Home Equity the Highest it has been in 20 years!

A significant rise in equity is the major positive impacting on national real estate markets, according to a report by Performance Property Advisory.

Director David McMillan says the average LVR (Loan-to-Value-Ratio) across the nation is the lowest it’s been for 20 years, which means average Australian households have more equity in their homes.

Performance Property’s National Market Overview reveals that the size of home loans, relative to property values, peaked in 1999 with an average LVR of 77%. This has been generally trending downwards since then, reaching the 2016 level of 58%, compared to 62% in 2015.

“The downward trend and the current low LVR is very positive for market stability moving forward,” he says.

A key factor has been the general rise in home prices over the past few years, led by major increases in Sydney and Melbourne.

McMillan says the “moderately alarming” outperformance in house prices, relative to the rise in incomes, has been permitted to continue due to the rise of dual-income households, increased foreign investment, changes to Capital Gains Tax rules and the falling cost of debt.

“We see this as slightly negative for the overall health of the market,” he says. “The amount of debt we are taking on relative to the average income has been progressively rising. The average mortgage is just over four times the average individual wage and this is the highest it has ever been.

“As the multiple has been fairly flat over the last eight years, arguably this can be seen as a fairly neutral indicator. However we can’t escape the fact that it is at the highest multiple on record, therefore we feel it is slightly negative for the marketplace.
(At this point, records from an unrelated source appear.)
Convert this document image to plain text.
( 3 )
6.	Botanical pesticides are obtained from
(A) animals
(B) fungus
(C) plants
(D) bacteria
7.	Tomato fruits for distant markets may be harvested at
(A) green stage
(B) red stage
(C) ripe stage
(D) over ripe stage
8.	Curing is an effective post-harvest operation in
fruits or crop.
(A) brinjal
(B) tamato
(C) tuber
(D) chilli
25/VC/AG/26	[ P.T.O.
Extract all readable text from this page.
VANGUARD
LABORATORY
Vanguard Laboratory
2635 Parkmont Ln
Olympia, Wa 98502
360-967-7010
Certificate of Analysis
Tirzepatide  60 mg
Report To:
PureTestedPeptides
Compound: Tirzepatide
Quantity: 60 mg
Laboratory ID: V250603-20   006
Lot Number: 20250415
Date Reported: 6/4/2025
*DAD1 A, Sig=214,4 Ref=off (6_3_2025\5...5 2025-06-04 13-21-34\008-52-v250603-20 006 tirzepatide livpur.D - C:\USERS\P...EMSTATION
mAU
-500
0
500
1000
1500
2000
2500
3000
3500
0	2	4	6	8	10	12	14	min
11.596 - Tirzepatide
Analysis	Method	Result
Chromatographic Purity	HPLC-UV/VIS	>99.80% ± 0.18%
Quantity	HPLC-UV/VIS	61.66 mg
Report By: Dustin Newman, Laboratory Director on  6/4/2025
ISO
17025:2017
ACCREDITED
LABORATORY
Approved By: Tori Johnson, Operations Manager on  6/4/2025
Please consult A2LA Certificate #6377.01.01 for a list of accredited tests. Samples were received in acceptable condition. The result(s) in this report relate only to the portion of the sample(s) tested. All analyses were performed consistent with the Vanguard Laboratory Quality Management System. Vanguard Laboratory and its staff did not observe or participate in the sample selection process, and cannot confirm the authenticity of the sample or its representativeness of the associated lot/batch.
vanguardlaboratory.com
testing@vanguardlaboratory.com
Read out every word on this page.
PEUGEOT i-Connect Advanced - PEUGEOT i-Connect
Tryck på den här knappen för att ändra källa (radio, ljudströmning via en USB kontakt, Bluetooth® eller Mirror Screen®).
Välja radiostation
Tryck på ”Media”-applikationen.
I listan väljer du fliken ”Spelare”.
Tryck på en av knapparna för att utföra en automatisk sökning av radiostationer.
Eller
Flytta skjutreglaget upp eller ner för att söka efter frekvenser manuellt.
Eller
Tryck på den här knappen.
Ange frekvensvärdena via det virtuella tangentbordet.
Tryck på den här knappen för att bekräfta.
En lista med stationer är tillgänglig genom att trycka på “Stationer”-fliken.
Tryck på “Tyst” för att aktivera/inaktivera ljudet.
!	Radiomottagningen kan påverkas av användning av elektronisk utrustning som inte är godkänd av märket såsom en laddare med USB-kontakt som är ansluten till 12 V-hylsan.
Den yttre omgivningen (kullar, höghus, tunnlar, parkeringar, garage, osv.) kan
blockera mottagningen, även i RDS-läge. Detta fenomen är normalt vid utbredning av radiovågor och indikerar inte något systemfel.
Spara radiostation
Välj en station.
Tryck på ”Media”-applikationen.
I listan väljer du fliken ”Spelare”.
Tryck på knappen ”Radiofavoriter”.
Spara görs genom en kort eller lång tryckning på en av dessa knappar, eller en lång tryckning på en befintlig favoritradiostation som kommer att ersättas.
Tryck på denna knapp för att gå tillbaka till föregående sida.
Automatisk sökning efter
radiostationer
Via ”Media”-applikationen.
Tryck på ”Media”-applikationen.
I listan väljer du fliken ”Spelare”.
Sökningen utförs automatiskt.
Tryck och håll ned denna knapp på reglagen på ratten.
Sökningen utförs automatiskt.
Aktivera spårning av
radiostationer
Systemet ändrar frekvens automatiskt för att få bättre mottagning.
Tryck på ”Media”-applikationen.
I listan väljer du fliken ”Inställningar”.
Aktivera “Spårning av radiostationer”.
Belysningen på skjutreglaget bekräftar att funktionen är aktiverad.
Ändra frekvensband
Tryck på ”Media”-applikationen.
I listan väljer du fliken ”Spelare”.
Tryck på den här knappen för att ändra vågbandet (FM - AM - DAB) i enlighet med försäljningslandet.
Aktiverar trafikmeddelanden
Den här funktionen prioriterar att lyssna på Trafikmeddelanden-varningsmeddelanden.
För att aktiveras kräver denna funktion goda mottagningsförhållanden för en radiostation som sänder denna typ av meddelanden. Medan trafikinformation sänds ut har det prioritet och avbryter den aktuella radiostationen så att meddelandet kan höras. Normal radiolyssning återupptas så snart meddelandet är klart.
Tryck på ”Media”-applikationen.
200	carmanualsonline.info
“Should this multiple continue on its current trend and move closer to five times, this could cause some vulnerability in the marketplace.”

Performance Property Advisory believes there has been “over-speculation” in the residential property market in the last five years. Between July 2014 and July 2015 investor activity was larger than home-buyer activity – the first time this has happened since the data began.

“The APRA changes kicked in July 2015 and we saw a dramatic decrease in investor activity, which is what we believe the market needed,” he says.

“On average, investors make up 36% of the marketplace but recently investor activity was at 46%, so it’s fair to say there is still some excessive speculation in the marketplace and buyers should be cautious.”

McMillan notes, however, that mortgage stress is neither getting worse or better, with a trend across the four banks is fairly flat.  “This is fairly neutral for the market moving forward,” he says.